The following is excerpted from the question-and-answer section of the transcript.
(Questions from industry analysts are provided in full, but answers are omitted - download the transcript to see the full question-and-answer session)
Question: Nicholas Philip Yulico - Scotiabank Global Banking and Markets, Research Division - Analyst
: Ric, I just wanted to ask you about the balance sheet. I mean clearly, you're in a very good position, low leverage, a lot of cash. How
should we think about your deployment of the balance sheet over the next year? And are you seeing any interesting acquisition
opportunities opening up yet, realizing it maybe early, also thinking along the lines of maybe partnering with private developers
who need capital. I mean how are you kind of envisioning the opportunity set here?
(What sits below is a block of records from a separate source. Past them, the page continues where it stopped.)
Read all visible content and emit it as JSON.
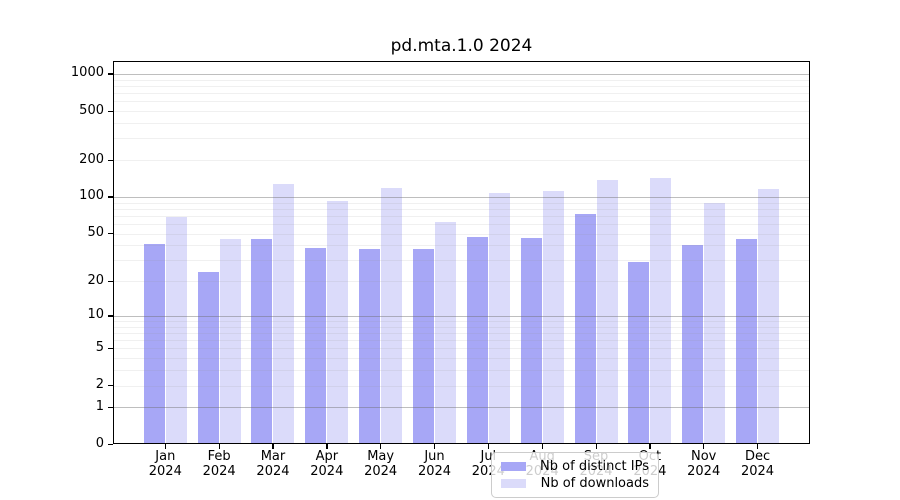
{
  "figure": {
    "background": "#ffffff"
  },
  "chart_data": {
    "type": "bar",
    "title": "pd.mta.1.0 2024",
    "categories": [
      "Jan 2024",
      "Feb 2024",
      "Mar 2024",
      "Apr 2024",
      "May 2024",
      "Jun 2024",
      "Jul 2024",
      "Aug 2024",
      "Sep 2024",
      "Oct 2024",
      "Nov 2024",
      "Dec 2024"
    ],
    "series": [
      {
        "name": "Nb of distinct IPs",
        "color": "#a7a7f6",
        "values": [
          41,
          24,
          45,
          38,
          37,
          37,
          47,
          46,
          73,
          29,
          40,
          45
        ]
      },
      {
        "name": "Nb of downloads",
        "color": "#dbdbfa",
        "values": [
          68,
          45,
          128,
          93,
          119,
          62,
          107,
          112,
          138,
          142,
          90,
          116
        ]
      }
    ],
    "xlabel": "",
    "ylabel": "",
    "yscale": "log1p (y proportional to log10(1+value))",
    "yticks": [
      0,
      1,
      2,
      5,
      10,
      20,
      50,
      100,
      200,
      500,
      1000
    ],
    "ylim": [
      0,
      1270
    ],
    "grid": "on (major lines at 1,10,100,1000; faint minor lines at 2-9 multiples; drawn over bars)",
    "legend_position": "lower center inside plot"
  },
  "colors": {
    "bar_distinct_ips": "#a7a7f6",
    "bar_downloads": "#dbdbfa",
    "grid_major": "#9a9a9a",
    "grid_minor": "#ededed",
    "axis_line": "#000000",
    "text": "#000000",
    "legend_background": "rgba(255,255,255,0.8)",
    "legend_border": "#cccccc"
  }
}
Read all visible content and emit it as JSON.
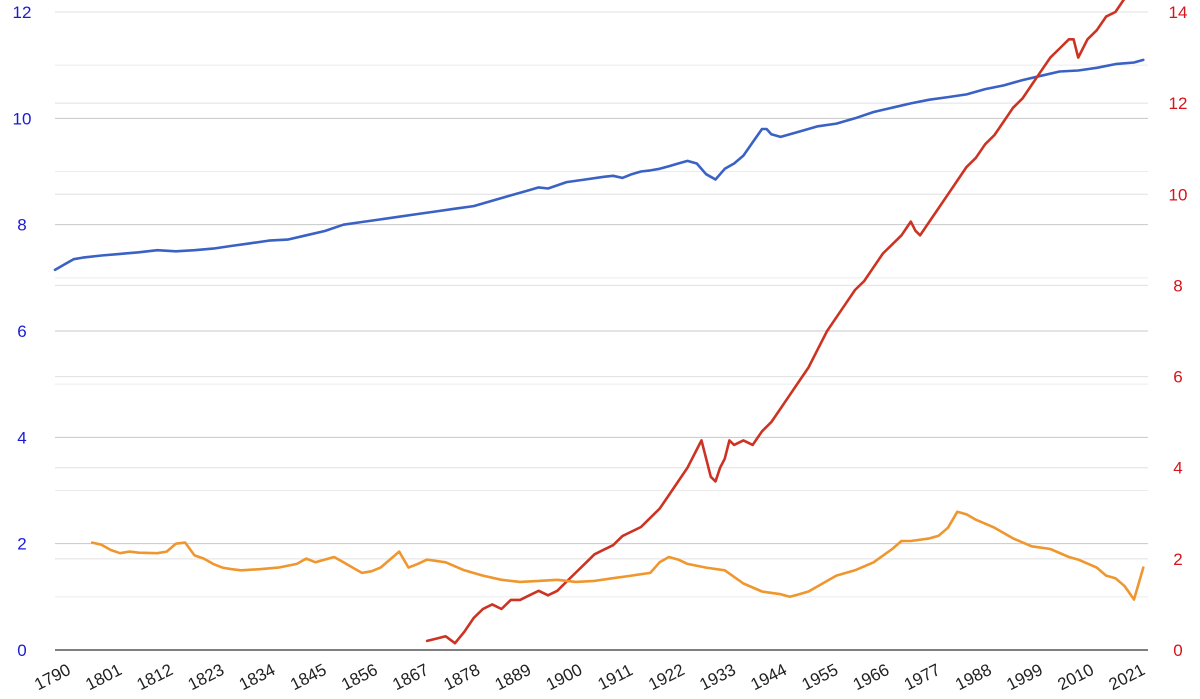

Question: Nicholas Philip Yulico - Scotiabank Global Banking and Markets, Research Division - Analyst
: And in your experience, how long is it going to take before you can become more comfortable with underwriting rents for the future
development pipeline?
Question: Neil Lawrence Malkin - Capital One Securities, Inc., Research Division - Analyst
: I guess just kind of maybe digging into the previous question. What is your view on development within your portfolio and your
markets over the next 12 months? I mean like you said, starts are expected to be close to nothing, but you're in a position, balance
sheet-wise, where it would behoove you to start now and really reap the benefits in 2022. Any thoughts there?
Question: Neil Lawrence Malkin - Capital One Securities, Inc., Research Division - Analyst
: Makes sense. Other one for me is, can you just juxtapose or compare and contrast your kind of core Sunbelt markets with your
Southern California markets just in terms of delinquencies, people who contacted you about payment plans. And then how things
are performing on a submarket and price point spectrum?